Fig. 6 The biological neural detection scheme as suggested by Nossenson et al.[20][21]

As shown in Fig. 6, the key idea of the conjecture is to account neurotransmitter concentration, neurotransmitter generation and neurotransmitter removal rates as the important quantities in executing the detection task, while referring to the measured electrical potentials as a side effect that only in certain conditions coincide with the functional purpose of each step. The detection scheme is similar to a radar like "energy detection" because it includes signal squaring, temporal summation and a threshold switch mechanism, just like the energy detector, but it also includes a unit that emphasizes stimulus edges and a variable memory length (variable memory). According to this conjecture, the physiological equivalent of the energy test statistics is neurotransmitter concentration, and the firing rate corresponds to neurotransmitter current. The advantage of this interpretation is that it leads to a unit consistent explanation which allows to bridge between electrophysiological measurements, biochemical measurements and psychophysical results.

The evidence reviewed in[20][21] suggest the following association between functionality to histological classification:

1. Stimulus squaring is likely to be performed by receptor cells.
2. Stimulus edge emphasizing and signal transduction is performed by neurons.
3. Temporal accumulation of neurotransmitters is performed by glia cells. Short term neurotransmitter accumulation is likely to occur also in some types of neurons.
4. Logical switching is executed by glia cells, and it results from exceeding a threshold level of neurotransmitter concentration. This threshold crossing is also accompanied by a change in neurotransmitter leak rate.
5. Physical all-or-non movement switching is due to muscle cells and results from exceeding a certain neurotransmitter concentration threshold on muscle surroundings.

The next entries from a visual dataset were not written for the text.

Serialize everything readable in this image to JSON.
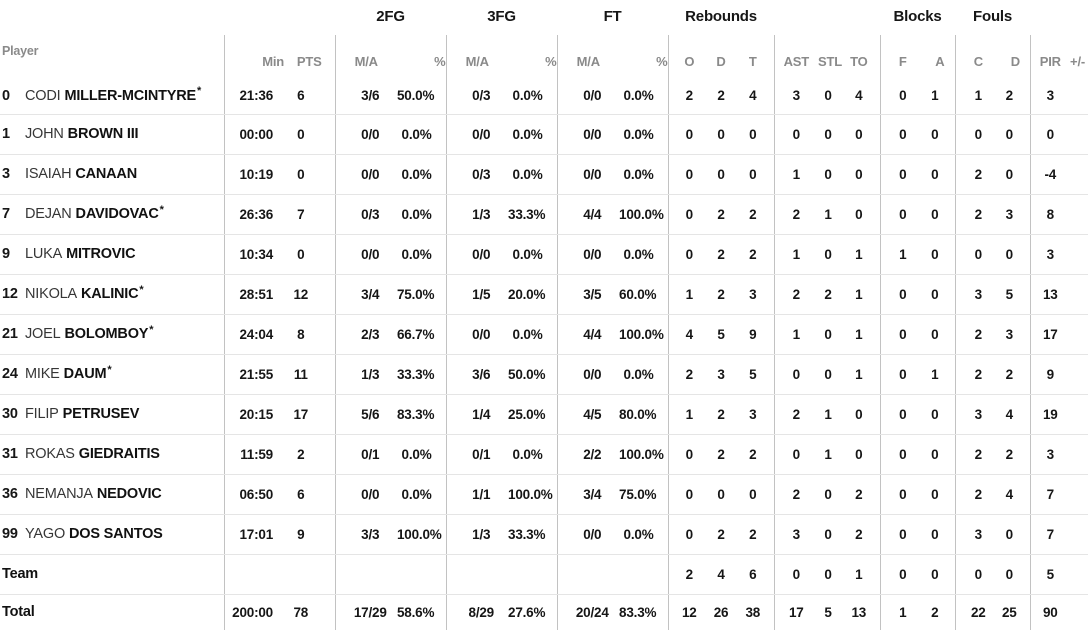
{
  "table": {
    "starter_mark": "*",
    "groups": {
      "fg2": "2FG",
      "fg3": "3FG",
      "ft": "FT",
      "rebounds": "Rebounds",
      "blocks": "Blocks",
      "fouls": "Fouls"
    },
    "headers": {
      "player": "Player",
      "min": "Min",
      "pts": "PTS",
      "ma": "M/A",
      "pct": "%",
      "reb_o": "O",
      "reb_d": "D",
      "reb_t": "T",
      "ast": "AST",
      "stl": "STL",
      "to": "TO",
      "blk_f": "F",
      "blk_a": "A",
      "foul_c": "C",
      "foul_d": "D",
      "pir": "PIR",
      "plusminus": "+/-"
    },
    "rows": [
      {
        "type": "player",
        "number": "0",
        "first": "CODI",
        "last": "MILLER-MCINTYRE",
        "starter": true,
        "min": "21:36",
        "pts": "6",
        "fg2_ma": "3/6",
        "fg2_pct": "50.0%",
        "fg3_ma": "0/3",
        "fg3_pct": "0.0%",
        "ft_ma": "0/0",
        "ft_pct": "0.0%",
        "reb_o": "2",
        "reb_d": "2",
        "reb_t": "4",
        "ast": "3",
        "stl": "0",
        "to": "4",
        "blk_f": "0",
        "blk_a": "1",
        "foul_c": "1",
        "foul_d": "2",
        "pir": "3"
      },
      {
        "type": "player",
        "number": "1",
        "first": "JOHN",
        "last": "BROWN III",
        "starter": false,
        "min": "00:00",
        "pts": "0",
        "fg2_ma": "0/0",
        "fg2_pct": "0.0%",
        "fg3_ma": "0/0",
        "fg3_pct": "0.0%",
        "ft_ma": "0/0",
        "ft_pct": "0.0%",
        "reb_o": "0",
        "reb_d": "0",
        "reb_t": "0",
        "ast": "0",
        "stl": "0",
        "to": "0",
        "blk_f": "0",
        "blk_a": "0",
        "foul_c": "0",
        "foul_d": "0",
        "pir": "0"
      },
      {
        "type": "player",
        "number": "3",
        "first": "ISAIAH",
        "last": "CANAAN",
        "starter": false,
        "min": "10:19",
        "pts": "0",
        "fg2_ma": "0/0",
        "fg2_pct": "0.0%",
        "fg3_ma": "0/3",
        "fg3_pct": "0.0%",
        "ft_ma": "0/0",
        "ft_pct": "0.0%",
        "reb_o": "0",
        "reb_d": "0",
        "reb_t": "0",
        "ast": "1",
        "stl": "0",
        "to": "0",
        "blk_f": "0",
        "blk_a": "0",
        "foul_c": "2",
        "foul_d": "0",
        "pir": "-4"
      },
      {
        "type": "player",
        "number": "7",
        "first": "DEJAN",
        "last": "DAVIDOVAC",
        "starter": true,
        "min": "26:36",
        "pts": "7",
        "fg2_ma": "0/3",
        "fg2_pct": "0.0%",
        "fg3_ma": "1/3",
        "fg3_pct": "33.3%",
        "ft_ma": "4/4",
        "ft_pct": "100.0%",
        "reb_o": "0",
        "reb_d": "2",
        "reb_t": "2",
        "ast": "2",
        "stl": "1",
        "to": "0",
        "blk_f": "0",
        "blk_a": "0",
        "foul_c": "2",
        "foul_d": "3",
        "pir": "8"
      },
      {
        "type": "player",
        "number": "9",
        "first": "LUKA",
        "last": "MITROVIC",
        "starter": false,
        "min": "10:34",
        "pts": "0",
        "fg2_ma": "0/0",
        "fg2_pct": "0.0%",
        "fg3_ma": "0/0",
        "fg3_pct": "0.0%",
        "ft_ma": "0/0",
        "ft_pct": "0.0%",
        "reb_o": "0",
        "reb_d": "2",
        "reb_t": "2",
        "ast": "1",
        "stl": "0",
        "to": "1",
        "blk_f": "1",
        "blk_a": "0",
        "foul_c": "0",
        "foul_d": "0",
        "pir": "3"
      },
      {
        "type": "player",
        "number": "12",
        "first": "NIKOLA",
        "last": "KALINIC",
        "starter": true,
        "min": "28:51",
        "pts": "12",
        "fg2_ma": "3/4",
        "fg2_pct": "75.0%",
        "fg3_ma": "1/5",
        "fg3_pct": "20.0%",
        "ft_ma": "3/5",
        "ft_pct": "60.0%",
        "reb_o": "1",
        "reb_d": "2",
        "reb_t": "3",
        "ast": "2",
        "stl": "2",
        "to": "1",
        "blk_f": "0",
        "blk_a": "0",
        "foul_c": "3",
        "foul_d": "5",
        "pir": "13"
      },
      {
        "type": "player",
        "number": "21",
        "first": "JOEL",
        "last": "BOLOMBOY",
        "starter": true,
        "min": "24:04",
        "pts": "8",
        "fg2_ma": "2/3",
        "fg2_pct": "66.7%",
        "fg3_ma": "0/0",
        "fg3_pct": "0.0%",
        "ft_ma": "4/4",
        "ft_pct": "100.0%",
        "reb_o": "4",
        "reb_d": "5",
        "reb_t": "9",
        "ast": "1",
        "stl": "0",
        "to": "1",
        "blk_f": "0",
        "blk_a": "0",
        "foul_c": "2",
        "foul_d": "3",
        "pir": "17"
      },
      {
        "type": "player",
        "number": "24",
        "first": "MIKE",
        "last": "DAUM",
        "starter": true,
        "min": "21:55",
        "pts": "11",
        "fg2_ma": "1/3",
        "fg2_pct": "33.3%",
        "fg3_ma": "3/6",
        "fg3_pct": "50.0%",
        "ft_ma": "0/0",
        "ft_pct": "0.0%",
        "reb_o": "2",
        "reb_d": "3",
        "reb_t": "5",
        "ast": "0",
        "stl": "0",
        "to": "1",
        "blk_f": "0",
        "blk_a": "1",
        "foul_c": "2",
        "foul_d": "2",
        "pir": "9"
      },
      {
        "type": "player",
        "number": "30",
        "first": "FILIP",
        "last": "PETRUSEV",
        "starter": false,
        "min": "20:15",
        "pts": "17",
        "fg2_ma": "5/6",
        "fg2_pct": "83.3%",
        "fg3_ma": "1/4",
        "fg3_pct": "25.0%",
        "ft_ma": "4/5",
        "ft_pct": "80.0%",
        "reb_o": "1",
        "reb_d": "2",
        "reb_t": "3",
        "ast": "2",
        "stl": "1",
        "to": "0",
        "blk_f": "0",
        "blk_a": "0",
        "foul_c": "3",
        "foul_d": "4",
        "pir": "19"
      },
      {
        "type": "player",
        "number": "31",
        "first": "ROKAS",
        "last": "GIEDRAITIS",
        "starter": false,
        "min": "11:59",
        "pts": "2",
        "fg2_ma": "0/1",
        "fg2_pct": "0.0%",
        "fg3_ma": "0/1",
        "fg3_pct": "0.0%",
        "ft_ma": "2/2",
        "ft_pct": "100.0%",
        "reb_o": "0",
        "reb_d": "2",
        "reb_t": "2",
        "ast": "0",
        "stl": "1",
        "to": "0",
        "blk_f": "0",
        "blk_a": "0",
        "foul_c": "2",
        "foul_d": "2",
        "pir": "3"
      },
      {
        "type": "player",
        "number": "36",
        "first": "NEMANJA",
        "last": "NEDOVIC",
        "starter": false,
        "min": "06:50",
        "pts": "6",
        "fg2_ma": "0/0",
        "fg2_pct": "0.0%",
        "fg3_ma": "1/1",
        "fg3_pct": "100.0%",
        "ft_ma": "3/4",
        "ft_pct": "75.0%",
        "reb_o": "0",
        "reb_d": "0",
        "reb_t": "0",
        "ast": "2",
        "stl": "0",
        "to": "2",
        "blk_f": "0",
        "blk_a": "0",
        "foul_c": "2",
        "foul_d": "4",
        "pir": "7"
      },
      {
        "type": "player",
        "number": "99",
        "first": "YAGO",
        "last": "DOS SANTOS",
        "starter": false,
        "min": "17:01",
        "pts": "9",
        "fg2_ma": "3/3",
        "fg2_pct": "100.0%",
        "fg3_ma": "1/3",
        "fg3_pct": "33.3%",
        "ft_ma": "0/0",
        "ft_pct": "0.0%",
        "reb_o": "0",
        "reb_d": "2",
        "reb_t": "2",
        "ast": "3",
        "stl": "0",
        "to": "2",
        "blk_f": "0",
        "blk_a": "0",
        "foul_c": "3",
        "foul_d": "0",
        "pir": "7"
      },
      {
        "type": "team",
        "label": "Team",
        "reb_o": "2",
        "reb_d": "4",
        "reb_t": "6",
        "ast": "0",
        "stl": "0",
        "to": "1",
        "blk_f": "0",
        "blk_a": "0",
        "foul_c": "0",
        "foul_d": "0",
        "pir": "5"
      },
      {
        "type": "total",
        "label": "Total",
        "min": "200:00",
        "pts": "78",
        "fg2_ma": "17/29",
        "fg2_pct": "58.6%",
        "fg3_ma": "8/29",
        "fg3_pct": "27.6%",
        "ft_ma": "20/24",
        "ft_pct": "83.3%",
        "reb_o": "12",
        "reb_d": "26",
        "reb_t": "38",
        "ast": "17",
        "stl": "5",
        "to": "13",
        "blk_f": "1",
        "blk_a": "2",
        "foul_c": "22",
        "foul_d": "25",
        "pir": "90"
      }
    ]
  },
  "colors": {
    "text": "#161616",
    "muted_header": "#8a8a8a",
    "divider": "#c2c2c2",
    "row_line": "#e5e5e5"
  }
}
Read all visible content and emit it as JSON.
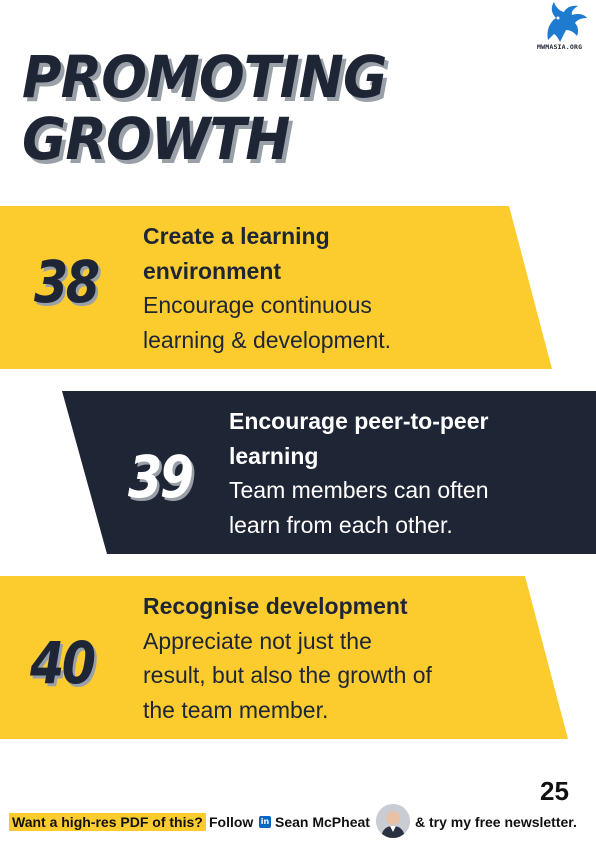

Note that although the electrophysiological signals in Fig.6 are often similar to the functional signal (signal power / neurotransmitter concentration / muscle force), there are some stages in which the electrical observation is different from the functional purpose of the corresponding step. In particular, Nossenson et al. suggested that glia threshold crossing has a completely different functional operation compared to the radiated electrophysiological signal, and that the latter might only be a side effect of glia break.